1
$\begingroup$

Given that

$$g(\epsilon) = 2 \int \frac{d^3k}{(2\pi^3)} \delta[\epsilon - \epsilon_n(k)]$$

Find $\bigtriangledown \epsilon_n(k)$ and show it is a vector normal to $\epsilon = \epsilon_n(k)$.

Don't know how to evaluate the integral with the $\delta$ in it, and even if I could, how could I show it's normal to this particular type of surface?

  • 1
    You may find udeful $g(\epsilon)=\frac{2}{(2\pi)^3}\int{\delta(\epsilon-\epsilon_{n}(k))d^{3}k}=\frac{2}{(2\pi)^3}\int_{\epsilon_{n}(k)=\epsilon}\frac{1}{|\nabla\epsilon_{n}(k)|}{dS}$2017-02-26
  • 0
    @KirylPesotski Thanks!
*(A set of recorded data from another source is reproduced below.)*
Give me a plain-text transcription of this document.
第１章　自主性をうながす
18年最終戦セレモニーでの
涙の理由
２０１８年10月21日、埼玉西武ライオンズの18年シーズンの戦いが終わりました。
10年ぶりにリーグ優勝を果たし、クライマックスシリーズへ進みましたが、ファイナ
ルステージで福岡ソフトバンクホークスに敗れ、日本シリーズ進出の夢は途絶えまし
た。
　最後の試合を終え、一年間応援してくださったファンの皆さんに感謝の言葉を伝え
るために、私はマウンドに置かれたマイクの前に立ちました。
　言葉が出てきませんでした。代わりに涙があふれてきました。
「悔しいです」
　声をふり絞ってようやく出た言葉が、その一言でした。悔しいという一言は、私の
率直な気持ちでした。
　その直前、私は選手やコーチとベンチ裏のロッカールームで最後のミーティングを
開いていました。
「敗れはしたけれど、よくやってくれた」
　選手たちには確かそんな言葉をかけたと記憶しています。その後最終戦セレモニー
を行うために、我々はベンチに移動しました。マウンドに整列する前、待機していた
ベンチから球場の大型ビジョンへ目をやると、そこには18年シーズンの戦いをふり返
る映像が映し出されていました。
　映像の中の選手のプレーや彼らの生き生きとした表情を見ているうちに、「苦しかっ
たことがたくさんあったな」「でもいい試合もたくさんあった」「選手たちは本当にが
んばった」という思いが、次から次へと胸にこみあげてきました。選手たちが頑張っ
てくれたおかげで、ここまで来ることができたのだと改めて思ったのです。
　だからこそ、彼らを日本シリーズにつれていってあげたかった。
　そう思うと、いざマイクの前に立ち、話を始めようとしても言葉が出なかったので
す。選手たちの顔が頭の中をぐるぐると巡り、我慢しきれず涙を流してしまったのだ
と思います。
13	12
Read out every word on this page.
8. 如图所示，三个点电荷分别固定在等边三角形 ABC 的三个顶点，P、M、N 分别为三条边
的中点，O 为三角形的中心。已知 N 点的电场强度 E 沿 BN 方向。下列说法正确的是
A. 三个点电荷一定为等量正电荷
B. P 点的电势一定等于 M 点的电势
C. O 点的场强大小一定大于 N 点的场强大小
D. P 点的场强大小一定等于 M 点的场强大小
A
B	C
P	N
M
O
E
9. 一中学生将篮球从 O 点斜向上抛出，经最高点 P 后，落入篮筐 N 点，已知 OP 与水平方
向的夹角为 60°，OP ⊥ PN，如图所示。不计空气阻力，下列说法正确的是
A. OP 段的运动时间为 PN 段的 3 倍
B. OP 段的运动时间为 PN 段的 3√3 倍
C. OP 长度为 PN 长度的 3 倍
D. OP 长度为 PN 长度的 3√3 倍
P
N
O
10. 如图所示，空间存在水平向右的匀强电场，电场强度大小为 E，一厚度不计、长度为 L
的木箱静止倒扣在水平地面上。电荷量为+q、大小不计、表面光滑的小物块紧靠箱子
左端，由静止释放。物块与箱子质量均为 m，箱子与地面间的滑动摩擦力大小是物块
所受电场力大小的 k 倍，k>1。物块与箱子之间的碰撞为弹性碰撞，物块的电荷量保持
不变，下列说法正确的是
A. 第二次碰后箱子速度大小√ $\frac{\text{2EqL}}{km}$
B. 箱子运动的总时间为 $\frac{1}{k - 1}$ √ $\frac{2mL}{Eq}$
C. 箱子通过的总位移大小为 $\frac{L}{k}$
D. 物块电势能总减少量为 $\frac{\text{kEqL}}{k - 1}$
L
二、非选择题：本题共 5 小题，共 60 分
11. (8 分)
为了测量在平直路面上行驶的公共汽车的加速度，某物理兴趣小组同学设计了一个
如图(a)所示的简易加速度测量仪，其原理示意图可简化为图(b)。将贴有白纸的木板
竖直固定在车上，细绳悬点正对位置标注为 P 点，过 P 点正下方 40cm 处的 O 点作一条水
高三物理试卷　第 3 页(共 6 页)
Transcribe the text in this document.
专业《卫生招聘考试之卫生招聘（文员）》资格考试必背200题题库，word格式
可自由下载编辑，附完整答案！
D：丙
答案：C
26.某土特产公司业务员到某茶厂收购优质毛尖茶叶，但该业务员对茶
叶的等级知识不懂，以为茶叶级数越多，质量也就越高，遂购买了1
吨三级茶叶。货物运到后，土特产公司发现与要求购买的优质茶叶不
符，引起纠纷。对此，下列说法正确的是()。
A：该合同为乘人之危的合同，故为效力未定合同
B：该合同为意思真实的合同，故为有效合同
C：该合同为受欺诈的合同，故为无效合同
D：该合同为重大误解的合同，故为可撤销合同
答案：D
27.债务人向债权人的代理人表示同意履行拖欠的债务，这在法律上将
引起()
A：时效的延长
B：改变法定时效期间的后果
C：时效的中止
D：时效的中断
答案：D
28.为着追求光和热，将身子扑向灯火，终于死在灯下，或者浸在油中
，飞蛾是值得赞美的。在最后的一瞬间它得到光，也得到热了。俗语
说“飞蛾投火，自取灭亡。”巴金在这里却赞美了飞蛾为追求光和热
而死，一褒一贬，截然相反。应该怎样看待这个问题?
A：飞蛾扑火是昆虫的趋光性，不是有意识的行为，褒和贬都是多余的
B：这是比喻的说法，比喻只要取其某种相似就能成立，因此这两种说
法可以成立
Although that isn't obvious to me, how do you get there?2017-02-26
  • 1
    The integrand is zero unless $\epsilon_{n}(k)=\epsilon$. this defines a surface of codimension 1 in the momentum space, so really the integral is equal to the surface integral over the surface which is given by $\epsilon_{n}(k)=\epsilon$, and the factor of $|\nabla\epsilon_{n}(k)|^{-1}$ comes from the Coarea formula.2017-02-27

0 Answers 0